Foi nesta época que começei a observar o processo de acesso à moradia, através da informalidade (o que no Brasil se chamaria de ocupações informais/invasões) e, nos programas planejados pelo Governo francês. Minha participação na vida destes indivíduos e nas suas atividades de comércio levou-me a visitar outros lugares na cidade de St Laurent tais como: o mercado de frutas e verduras ou as entradas dos assentamentos onde se colocam vários vendedores ou ainda em outras cidades da Guiana e, sobretudo Kourou. Isso porque trabalhei as redes de relações que se estendiam consideravelmente para além das comunidades estudadas. Interessei-me também por pessoas e instituições que se interrelacionavam com estes comerciantes. Esta primeira pesquisa e outras que se seguiram na Guiana e no Brasil (Reginensi, 2002, 2005) mostraram toda importância da relação dos indivíduos com a fronteira, não só na sua dimensão física, mas também na sua dimensão simbólica.

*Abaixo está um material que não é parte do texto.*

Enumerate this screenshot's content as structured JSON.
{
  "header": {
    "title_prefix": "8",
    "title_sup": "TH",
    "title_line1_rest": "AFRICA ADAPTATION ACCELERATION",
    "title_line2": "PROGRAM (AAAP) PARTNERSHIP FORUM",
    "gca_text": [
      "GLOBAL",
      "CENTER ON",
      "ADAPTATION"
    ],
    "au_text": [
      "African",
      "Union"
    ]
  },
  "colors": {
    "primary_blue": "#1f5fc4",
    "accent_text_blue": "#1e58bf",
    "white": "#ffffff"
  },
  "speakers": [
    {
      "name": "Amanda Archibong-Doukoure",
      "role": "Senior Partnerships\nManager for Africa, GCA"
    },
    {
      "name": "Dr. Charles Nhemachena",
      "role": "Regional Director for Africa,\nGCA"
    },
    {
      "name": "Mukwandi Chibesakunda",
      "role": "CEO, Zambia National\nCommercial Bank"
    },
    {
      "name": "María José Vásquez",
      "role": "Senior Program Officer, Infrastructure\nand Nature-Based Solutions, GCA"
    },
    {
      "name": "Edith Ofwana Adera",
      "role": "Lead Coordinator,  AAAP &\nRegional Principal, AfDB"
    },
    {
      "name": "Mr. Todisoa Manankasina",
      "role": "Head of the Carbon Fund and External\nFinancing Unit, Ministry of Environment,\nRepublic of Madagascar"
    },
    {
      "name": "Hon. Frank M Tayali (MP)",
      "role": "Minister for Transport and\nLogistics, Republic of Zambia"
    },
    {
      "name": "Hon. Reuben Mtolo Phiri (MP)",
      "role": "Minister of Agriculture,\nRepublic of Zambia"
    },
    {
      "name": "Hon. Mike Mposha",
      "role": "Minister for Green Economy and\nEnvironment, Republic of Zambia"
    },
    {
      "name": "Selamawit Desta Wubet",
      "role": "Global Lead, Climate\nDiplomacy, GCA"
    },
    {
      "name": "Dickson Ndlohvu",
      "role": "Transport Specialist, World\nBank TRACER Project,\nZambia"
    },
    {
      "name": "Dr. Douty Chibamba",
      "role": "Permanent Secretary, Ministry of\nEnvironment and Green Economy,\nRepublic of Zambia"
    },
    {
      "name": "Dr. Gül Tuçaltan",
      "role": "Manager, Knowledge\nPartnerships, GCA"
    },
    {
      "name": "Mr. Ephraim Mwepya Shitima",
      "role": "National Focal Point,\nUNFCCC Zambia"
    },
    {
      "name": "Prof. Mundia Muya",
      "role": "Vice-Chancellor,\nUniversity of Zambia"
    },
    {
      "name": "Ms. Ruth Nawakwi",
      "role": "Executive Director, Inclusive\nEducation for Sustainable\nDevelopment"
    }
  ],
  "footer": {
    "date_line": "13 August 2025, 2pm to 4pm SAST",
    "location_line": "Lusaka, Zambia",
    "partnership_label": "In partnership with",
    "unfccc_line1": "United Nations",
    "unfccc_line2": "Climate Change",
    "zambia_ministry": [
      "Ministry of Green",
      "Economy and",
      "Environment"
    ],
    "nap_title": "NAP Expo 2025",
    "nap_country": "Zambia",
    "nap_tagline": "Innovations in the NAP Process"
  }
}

Assim, diferentes tipos de vendedores, mesmo em situações diferentes, têm em comum a relação vivida com a fronteira, no sentido que coloca Boaventura de Sousa Santos quando escreve que “viver na fronteira é viver em suspensão” (2001, p.347). Isto significa que os indivíduos não se fixam em um lugar mesmo se o desejam, se apresentando no mesmo tempo “daqui e dalí”, viajando sem parar de um lado para o outro da fronteira, ativando a rede no lugar de origem (no Suriname ou no Brasil no caso dos nossos entrevistados), mas também nos espaços urbanos de acolhida. A relação com a fronteira sugere também uma luta e uma negociação permanente com as formas de autoridade para preservar o seu lugar[2].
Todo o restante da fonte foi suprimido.